The rapid growth in the economy is nutritious for freight forwarding companies. Blue Dart, a world-renowned company, is gearing up to facilitate the transportation of corona vaccine in India (storage and transportation at minus 80 degrees). Modern technology-friendly practices are already prevalent in the company. The company has a cooperation agreement with DHL, the world’s number one company. The company’s second-quarter results are impressive.
Profits have tripled year-on-year. The company will increase service prices from January 2020. Investing in this company is a great option to take advantage of post-coronary period opportunities. Shares of state-owned banks have also started joining the market as signs of industrial progress have been received. But to take advantage of this, investing in banks other than State Bank and Bank of Baroda would be a daunting task. As written back, basic industries like steel companies are gaining strength as they come out of the lockout period. The result was seen in shares of SAIL, Tata Steel, JSW Steel this week. The opportunity to invest in them is not over yet. Among such core industries, Tata Power rose this week. The company is taking steps to reduce debt. The company is moving into new businesses such as solar power projects in rural areas, solar lights as well as ‘charging stations’ for electric passenger vehicles. A long-term investment in this company will pay off.
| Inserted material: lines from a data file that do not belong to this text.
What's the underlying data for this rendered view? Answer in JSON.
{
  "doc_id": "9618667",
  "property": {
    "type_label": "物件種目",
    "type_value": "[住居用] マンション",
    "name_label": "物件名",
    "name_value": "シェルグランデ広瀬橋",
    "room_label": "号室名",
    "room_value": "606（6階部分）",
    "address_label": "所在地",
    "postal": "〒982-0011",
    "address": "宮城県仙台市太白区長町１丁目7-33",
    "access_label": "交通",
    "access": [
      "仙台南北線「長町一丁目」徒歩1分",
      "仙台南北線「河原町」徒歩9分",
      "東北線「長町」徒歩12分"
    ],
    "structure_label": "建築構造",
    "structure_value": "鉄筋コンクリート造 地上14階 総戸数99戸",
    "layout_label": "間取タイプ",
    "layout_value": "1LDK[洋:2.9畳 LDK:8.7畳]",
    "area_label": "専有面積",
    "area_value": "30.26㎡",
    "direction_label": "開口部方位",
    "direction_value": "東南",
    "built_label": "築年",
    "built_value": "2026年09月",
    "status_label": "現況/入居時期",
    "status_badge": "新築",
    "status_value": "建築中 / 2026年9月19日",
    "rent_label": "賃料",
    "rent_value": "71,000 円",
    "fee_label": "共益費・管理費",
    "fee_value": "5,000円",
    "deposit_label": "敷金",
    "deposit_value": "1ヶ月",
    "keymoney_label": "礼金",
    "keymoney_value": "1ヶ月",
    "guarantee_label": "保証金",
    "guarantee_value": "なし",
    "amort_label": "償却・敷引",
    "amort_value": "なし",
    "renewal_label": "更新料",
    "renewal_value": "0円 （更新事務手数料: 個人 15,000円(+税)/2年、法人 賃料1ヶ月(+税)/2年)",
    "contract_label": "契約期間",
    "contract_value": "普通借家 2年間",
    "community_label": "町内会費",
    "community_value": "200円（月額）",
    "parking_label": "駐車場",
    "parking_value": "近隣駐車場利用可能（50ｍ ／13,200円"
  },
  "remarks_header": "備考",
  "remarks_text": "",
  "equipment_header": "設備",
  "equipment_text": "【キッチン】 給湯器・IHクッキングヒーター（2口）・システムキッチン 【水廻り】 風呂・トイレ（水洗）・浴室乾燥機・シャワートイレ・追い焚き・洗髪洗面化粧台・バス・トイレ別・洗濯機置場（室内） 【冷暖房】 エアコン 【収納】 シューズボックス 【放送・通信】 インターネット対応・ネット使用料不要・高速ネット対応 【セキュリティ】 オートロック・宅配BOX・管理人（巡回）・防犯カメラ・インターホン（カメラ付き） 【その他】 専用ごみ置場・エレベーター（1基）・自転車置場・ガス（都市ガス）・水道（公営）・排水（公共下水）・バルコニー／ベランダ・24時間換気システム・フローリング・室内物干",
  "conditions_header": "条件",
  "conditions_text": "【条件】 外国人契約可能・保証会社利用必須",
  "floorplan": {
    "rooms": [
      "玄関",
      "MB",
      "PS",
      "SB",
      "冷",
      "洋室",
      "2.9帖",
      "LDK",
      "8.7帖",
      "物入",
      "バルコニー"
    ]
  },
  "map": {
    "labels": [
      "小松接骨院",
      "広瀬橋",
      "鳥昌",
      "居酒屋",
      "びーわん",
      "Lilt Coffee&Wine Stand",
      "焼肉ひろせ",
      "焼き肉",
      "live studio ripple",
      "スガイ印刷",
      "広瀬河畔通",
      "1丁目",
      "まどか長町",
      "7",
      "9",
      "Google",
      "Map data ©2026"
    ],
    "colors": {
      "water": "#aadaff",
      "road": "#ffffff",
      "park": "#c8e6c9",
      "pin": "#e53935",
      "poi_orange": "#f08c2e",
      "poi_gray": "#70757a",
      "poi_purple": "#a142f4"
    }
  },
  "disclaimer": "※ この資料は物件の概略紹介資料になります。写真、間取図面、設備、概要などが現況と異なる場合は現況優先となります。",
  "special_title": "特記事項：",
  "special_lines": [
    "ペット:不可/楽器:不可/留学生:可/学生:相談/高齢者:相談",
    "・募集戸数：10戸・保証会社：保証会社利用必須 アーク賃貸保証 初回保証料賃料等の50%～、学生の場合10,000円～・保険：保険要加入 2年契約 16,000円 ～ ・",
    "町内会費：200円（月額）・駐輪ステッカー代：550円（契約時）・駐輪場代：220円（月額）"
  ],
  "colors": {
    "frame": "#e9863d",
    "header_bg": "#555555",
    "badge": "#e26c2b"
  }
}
The Reserve Bank of India (RBI) has imposed temporary restrictions on the issuance of new credit cards and the addition of new customers by the proposed digital ventures due to continuous technical glitches in HDFC Bank. When such a crisis befalls a leading company in any field, it is a buying opportunity. This week saw buying in several stocks in the mid-cap category along with key indices. The mid-cap index went up five per cent. The Reserve Bank of India (RBI) maintained all interest rates, downplayed the decline in growth rates and reiterated its commitment to industrial policies. Maintained the policy of strengthening banks by maintaining dividend limits among co-operative banks. The market welcomed it and the index continued its run, with both major indices closing at record highs over the weekend. Investors should look for new areas of investment by making a small profit.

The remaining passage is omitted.